A monastery was founded in Lambach in about 1040 by Count Arnold II of Lambach-Wels. His son, Bishop Adalbero of Würzburg (later canonised), changed the monastery into a Benedictine abbey in 1056, which it has been since. During the 17th and 18th centuries a great deal of work in the Baroque style was carried out, much of it by the Carlone family. Lambach escaped the dissolution of the monasteries of Emperor Joseph II in the 1780s.
Adolf Hitler attended the monastery as a boy and saw swastikas on the woodwork. He later used it as a symbol for the Nazi Party, and placed it on a white circle and red background for use as a flag.

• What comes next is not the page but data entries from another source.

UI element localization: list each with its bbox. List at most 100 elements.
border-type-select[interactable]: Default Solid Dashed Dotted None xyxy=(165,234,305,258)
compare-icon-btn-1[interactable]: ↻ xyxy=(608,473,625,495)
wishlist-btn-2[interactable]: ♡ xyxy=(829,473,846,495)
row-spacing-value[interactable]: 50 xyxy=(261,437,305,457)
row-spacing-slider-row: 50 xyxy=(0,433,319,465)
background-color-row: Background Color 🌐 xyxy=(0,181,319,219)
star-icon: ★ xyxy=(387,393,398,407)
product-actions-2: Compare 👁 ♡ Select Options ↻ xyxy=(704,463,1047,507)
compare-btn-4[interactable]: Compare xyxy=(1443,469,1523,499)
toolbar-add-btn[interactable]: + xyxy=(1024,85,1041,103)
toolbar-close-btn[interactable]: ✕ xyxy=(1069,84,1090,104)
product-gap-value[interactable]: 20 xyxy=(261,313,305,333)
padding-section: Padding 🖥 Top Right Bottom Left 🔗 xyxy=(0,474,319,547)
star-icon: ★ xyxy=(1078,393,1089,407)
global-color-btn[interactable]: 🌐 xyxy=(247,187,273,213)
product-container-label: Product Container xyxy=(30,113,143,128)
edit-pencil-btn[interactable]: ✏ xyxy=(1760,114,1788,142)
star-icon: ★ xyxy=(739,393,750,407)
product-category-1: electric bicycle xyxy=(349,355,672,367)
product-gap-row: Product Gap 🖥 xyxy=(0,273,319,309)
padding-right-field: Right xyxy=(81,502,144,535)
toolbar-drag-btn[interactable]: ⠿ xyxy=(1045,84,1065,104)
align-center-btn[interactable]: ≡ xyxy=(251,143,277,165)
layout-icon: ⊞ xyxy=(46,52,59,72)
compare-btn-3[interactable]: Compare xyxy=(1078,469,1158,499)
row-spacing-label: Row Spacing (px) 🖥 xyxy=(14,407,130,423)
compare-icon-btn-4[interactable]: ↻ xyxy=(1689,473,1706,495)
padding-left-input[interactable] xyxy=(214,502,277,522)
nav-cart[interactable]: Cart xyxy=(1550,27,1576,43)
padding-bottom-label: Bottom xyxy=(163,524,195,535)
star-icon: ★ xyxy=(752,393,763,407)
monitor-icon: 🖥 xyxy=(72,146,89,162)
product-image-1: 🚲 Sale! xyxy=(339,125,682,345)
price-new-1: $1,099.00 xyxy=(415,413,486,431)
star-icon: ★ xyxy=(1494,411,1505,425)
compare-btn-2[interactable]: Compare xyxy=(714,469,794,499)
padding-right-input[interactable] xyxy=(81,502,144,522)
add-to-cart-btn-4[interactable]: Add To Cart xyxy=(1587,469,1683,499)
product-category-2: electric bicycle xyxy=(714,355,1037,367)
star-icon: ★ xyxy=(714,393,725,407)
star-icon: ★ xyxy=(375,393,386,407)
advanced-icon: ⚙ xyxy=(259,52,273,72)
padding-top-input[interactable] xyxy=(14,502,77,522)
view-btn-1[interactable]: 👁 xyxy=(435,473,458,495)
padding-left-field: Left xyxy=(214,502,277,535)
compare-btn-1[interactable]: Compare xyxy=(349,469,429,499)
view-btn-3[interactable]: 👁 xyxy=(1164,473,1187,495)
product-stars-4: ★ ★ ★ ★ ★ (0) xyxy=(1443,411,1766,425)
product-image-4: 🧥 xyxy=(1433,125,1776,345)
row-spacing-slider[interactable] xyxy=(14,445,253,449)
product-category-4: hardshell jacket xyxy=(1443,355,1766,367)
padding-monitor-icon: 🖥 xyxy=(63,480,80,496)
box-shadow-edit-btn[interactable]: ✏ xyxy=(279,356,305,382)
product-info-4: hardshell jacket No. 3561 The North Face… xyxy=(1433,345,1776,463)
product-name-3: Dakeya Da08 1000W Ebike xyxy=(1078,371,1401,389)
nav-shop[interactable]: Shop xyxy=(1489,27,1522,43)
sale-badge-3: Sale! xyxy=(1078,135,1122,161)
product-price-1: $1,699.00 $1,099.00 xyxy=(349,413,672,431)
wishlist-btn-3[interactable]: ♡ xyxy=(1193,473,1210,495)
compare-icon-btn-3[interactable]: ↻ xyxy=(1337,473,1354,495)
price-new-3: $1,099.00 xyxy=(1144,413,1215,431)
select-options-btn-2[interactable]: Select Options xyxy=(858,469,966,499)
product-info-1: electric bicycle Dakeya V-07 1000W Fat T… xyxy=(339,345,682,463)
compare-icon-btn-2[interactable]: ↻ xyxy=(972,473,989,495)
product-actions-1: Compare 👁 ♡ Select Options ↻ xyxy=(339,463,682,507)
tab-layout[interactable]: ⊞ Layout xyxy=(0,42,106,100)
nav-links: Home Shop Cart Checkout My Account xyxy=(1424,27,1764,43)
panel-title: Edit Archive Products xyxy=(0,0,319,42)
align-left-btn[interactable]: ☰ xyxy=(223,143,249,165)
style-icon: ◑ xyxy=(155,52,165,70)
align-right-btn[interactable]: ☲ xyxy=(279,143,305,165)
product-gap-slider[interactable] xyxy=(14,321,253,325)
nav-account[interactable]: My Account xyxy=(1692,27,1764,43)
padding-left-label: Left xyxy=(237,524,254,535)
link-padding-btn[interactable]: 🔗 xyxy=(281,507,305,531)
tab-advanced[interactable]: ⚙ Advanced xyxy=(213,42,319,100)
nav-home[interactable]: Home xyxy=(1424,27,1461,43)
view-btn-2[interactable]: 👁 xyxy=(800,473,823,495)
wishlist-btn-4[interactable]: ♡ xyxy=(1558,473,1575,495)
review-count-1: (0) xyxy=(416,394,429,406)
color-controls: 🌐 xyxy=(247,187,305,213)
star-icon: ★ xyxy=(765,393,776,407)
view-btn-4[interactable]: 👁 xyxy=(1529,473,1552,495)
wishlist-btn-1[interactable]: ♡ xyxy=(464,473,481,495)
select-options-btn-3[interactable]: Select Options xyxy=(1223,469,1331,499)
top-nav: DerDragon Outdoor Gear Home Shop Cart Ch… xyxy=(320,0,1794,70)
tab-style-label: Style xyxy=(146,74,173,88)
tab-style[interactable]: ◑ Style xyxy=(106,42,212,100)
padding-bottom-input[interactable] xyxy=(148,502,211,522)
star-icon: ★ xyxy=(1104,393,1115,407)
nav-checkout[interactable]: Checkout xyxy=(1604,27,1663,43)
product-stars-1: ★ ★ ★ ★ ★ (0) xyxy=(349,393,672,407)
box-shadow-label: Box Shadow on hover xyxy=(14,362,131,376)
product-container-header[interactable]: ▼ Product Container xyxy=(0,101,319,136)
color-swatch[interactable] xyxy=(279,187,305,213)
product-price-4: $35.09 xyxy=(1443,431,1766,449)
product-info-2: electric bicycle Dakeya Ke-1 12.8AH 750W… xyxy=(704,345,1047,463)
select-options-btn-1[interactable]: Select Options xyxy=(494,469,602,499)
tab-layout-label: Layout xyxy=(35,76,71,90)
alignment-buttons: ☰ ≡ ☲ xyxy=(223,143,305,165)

The abbey has preserved much of cultural interest. It contains the oldest extant Romanesque frescoes in Southern Germany and Austria, and the former abbey tavern, now a pharmacy, with a beautiful Baroque façade. The abbey's Baroque theatre has also been restored to working order and the summer refectory from the early 18th century by Carlo Antonio Carlone has been converted into a concert hall. The ambulatory by Diego Carlone from the same period is of great magnificence. An unexpected feature is the set of Baroque dwarves in the monastery garden (see also Gleink Abbey).
The abbey church was also refurbished in the Baroque style, with an organ by Christoph Egedacher and contains the tomb of Saint Adelbero. The abbey also possesses the medieval St. Adelbero's Chalice, although it is rarely on view to the public, besides a large collection of sacred art. The library was constructed about 1691 and contains approximately 50,000 volumes as well as archive material.